When the playwright had gone, Leland went over the arrangements for the visit at length: who would be attending the arrival ceremony, which noblemen were out of favour and especially to be watched, and the duties expected of Mal.

"Day and night, mind," Leland said in conclusion. "I want no assassins creeping up on our guests whilst they are my responsibility."

"Will the skraylings not bring their own bodyguards?" Mal asked.

"Undoubtedly," said Leland. "But what do they know of Christians? Can they even tell an Englishman from a Spaniard?"

"Even if they could," Monkton said, "I hardly think our enemies would be so clumsy as to send one of their own openly."

"Perhaps not." Leland drained his glass, and looked at Mal, his eyes narrowing. "But there are plenty of Papist sympathisers here in London. A man who could claim to have broken up our alliance with the skraylings would find rich rewards in Spain. Or France."

Mal nodded. "Sark."

"Quite. The French haven't forgiven us for handing the island over to the skraylings."

"I will be most vigilant," Mal assured him. "No villain will get within five yards of His Excellency, I swear."

As Ned walked home from the Bull's Head, the sun was sinking between the houses at the far end of Bankside in a blaze of gold. Perhaps that was why he didn't see the man standing in his path until it was too late.
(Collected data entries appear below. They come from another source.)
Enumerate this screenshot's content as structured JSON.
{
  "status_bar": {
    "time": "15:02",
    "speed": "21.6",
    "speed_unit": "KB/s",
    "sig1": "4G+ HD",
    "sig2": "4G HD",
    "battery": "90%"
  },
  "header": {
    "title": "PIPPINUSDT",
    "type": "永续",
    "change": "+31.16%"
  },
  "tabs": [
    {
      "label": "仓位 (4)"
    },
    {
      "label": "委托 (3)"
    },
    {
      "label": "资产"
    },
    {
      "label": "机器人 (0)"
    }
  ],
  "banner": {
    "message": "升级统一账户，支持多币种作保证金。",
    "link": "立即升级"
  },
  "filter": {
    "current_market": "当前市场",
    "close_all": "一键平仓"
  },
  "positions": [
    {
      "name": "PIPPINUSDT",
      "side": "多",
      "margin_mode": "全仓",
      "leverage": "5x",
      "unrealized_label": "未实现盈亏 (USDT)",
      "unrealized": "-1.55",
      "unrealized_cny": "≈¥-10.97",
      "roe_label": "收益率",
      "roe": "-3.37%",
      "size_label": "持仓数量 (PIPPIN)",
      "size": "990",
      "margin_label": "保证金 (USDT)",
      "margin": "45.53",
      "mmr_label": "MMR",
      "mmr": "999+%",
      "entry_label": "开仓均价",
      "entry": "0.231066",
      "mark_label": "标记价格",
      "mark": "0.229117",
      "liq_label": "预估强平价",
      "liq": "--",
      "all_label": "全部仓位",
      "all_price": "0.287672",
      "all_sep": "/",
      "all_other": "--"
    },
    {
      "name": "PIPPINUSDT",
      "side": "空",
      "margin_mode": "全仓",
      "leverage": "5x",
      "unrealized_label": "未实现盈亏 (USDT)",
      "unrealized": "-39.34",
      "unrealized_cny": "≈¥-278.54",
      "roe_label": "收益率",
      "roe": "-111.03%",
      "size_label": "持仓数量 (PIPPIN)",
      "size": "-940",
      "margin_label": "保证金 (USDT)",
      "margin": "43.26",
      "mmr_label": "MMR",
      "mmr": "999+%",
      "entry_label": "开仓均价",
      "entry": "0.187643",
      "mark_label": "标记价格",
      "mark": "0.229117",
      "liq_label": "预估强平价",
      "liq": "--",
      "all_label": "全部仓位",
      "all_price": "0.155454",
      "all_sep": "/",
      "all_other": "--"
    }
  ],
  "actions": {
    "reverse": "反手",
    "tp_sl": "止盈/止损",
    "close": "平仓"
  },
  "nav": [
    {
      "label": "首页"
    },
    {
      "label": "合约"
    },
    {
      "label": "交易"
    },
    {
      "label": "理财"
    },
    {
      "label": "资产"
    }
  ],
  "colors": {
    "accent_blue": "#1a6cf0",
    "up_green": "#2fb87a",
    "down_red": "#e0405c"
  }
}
"Scuse me." He tried to step around the fellow, who was built like the piers of London Bridge, the ones they called "starlings". The man clamped an enormous hand on Ned's shoulder.

"We want a word with you, sirrah," a voice hissed in his ear.

Ned tried to turn, and found himself being pushed into an alley by two men. Alleys he was used to, but two men at once was more than he cared to handle.